As Catholics, however, we must recognize that the heart of this issue is not how hard we should work or how badly we should want it; rather, the heart of the issue is what we should love and what that truth demands from us. We know that at the heart of sin is disordered love and that we have an obligation to love rightly.

It is good to love our work. It is even good to want to be successful. Yet, these loves must be put in the proper order. The reality we face is that we live in a secular culture that often places professional achievement above the claims of community, family, and God. I sympathize with the Catholic family man who works at one of these demanding jobs and is faced with the difficult decision of what to sacrifice. Ideally, he should not have to face that choice at all, which is why this debate over work-life balance is of genuine importance for our society and could perhaps lead to some positive reforms.

The work-life balance debate is actually an opportunity for Catholics to have a decisive impact. It is an area where the Church has historically played a very important role. Even during medieval times—an era that many associate with brutal working conditions—the Church was able to intercede on behalf of laborers and ensure that they had time to enjoy rest, participate in recreation, and offer due worship to God. The traditional liturgical calendar’s abundance of holy days (holidays) and cultural emphasis on frequent personal and communal worship reduced the burden of work significantly in ways that compare favorably to contemporary labor demands.

Ironically, one of the arguments made by the English Protestant reformers was that the significant number of holidays honoring saints in the Catholic liturgical calendar hindered industry and encouraged idleness. After the Industrial Revolution reduced many English laborers to grueling seven-day work weeks, it was activism based on Christian arguments of the need to “keep holy the Sabbath” that helped lead to greater legislative protection for workers.

Catholics still have a role to play in fighting this tendency of modern societies to want to maximize productivity—even for those who cannot be considered “poor” in the material sense. Those bankers and lawyers should be given the same freedom as anyone else to rightly order their loves and responsibilities.

If I could go back in time to that Catholic business conference, I would say to the older gentleman: “Yes, Wall Street bankers and lawyers do get paid a lot to work like that, but that is not how it should be. If they need to be paid less to work less, then so be it. Work is good, but we should not live for it at the cost of the time and attention we owe to our families and God.”

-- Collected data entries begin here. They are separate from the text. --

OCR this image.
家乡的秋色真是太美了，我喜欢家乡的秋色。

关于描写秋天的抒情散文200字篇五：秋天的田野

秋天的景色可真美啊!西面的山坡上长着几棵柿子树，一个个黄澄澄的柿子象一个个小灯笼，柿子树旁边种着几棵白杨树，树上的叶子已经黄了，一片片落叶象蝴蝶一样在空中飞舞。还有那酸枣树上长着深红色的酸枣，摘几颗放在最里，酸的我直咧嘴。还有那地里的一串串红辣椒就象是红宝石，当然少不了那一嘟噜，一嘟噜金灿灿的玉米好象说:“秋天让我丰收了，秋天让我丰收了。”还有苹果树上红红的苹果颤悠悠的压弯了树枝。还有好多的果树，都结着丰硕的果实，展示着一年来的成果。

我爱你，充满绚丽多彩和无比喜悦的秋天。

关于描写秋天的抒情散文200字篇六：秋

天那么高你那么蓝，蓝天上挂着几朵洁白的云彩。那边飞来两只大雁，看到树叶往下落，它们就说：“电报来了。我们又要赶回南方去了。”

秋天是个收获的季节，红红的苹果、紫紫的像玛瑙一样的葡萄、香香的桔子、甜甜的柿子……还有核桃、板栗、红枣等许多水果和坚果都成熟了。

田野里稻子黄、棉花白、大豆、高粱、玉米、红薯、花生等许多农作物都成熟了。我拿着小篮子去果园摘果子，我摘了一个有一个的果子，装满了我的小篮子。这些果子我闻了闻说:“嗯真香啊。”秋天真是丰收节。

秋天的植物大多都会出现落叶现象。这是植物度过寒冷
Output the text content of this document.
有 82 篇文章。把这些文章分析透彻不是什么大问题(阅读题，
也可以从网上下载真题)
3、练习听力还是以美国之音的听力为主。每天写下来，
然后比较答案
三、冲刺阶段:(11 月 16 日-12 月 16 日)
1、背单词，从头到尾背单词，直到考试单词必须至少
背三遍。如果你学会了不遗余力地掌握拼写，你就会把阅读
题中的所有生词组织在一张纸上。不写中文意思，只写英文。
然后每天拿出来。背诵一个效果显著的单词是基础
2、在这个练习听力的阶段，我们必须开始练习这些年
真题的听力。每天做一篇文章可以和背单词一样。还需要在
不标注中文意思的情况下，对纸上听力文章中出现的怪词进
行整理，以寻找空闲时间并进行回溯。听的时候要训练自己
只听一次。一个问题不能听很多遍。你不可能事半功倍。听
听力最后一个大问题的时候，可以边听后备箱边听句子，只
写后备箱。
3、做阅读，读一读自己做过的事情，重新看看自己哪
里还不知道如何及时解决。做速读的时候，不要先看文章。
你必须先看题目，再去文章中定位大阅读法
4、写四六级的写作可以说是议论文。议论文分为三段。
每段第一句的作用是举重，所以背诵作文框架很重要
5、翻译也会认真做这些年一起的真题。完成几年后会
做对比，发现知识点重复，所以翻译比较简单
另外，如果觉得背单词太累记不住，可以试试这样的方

To be clear, this issue is certainly not limited to banking and legal professions or to people who are given hefty paychecks. I personally know many others who are not paid over six figures but are still stuck in similar situations of having to constantly work overtime or to always be available to answer their boss’ or client’s call.

But I believe there is real reason for hope. Having witnessed the impact of high-achiever work culture on their parents’ and grandparents’ lives, the younger generations in this country are genuinely open to the arguments in favor of a better work-life balance, as well as the core truths underlying them that the Church has championed for centuries. Success in the work-life balance debate will ultimately help weaken the overall hold materialist ideology has on our society and will assist in bringing more souls to Christ.

We ultimately must put God first in our lives—both inside and outside of the workplace. That is the solution that our society really needs. I pray that business leaders, especially Catholic ones, will have the courage and humility to embrace that solution.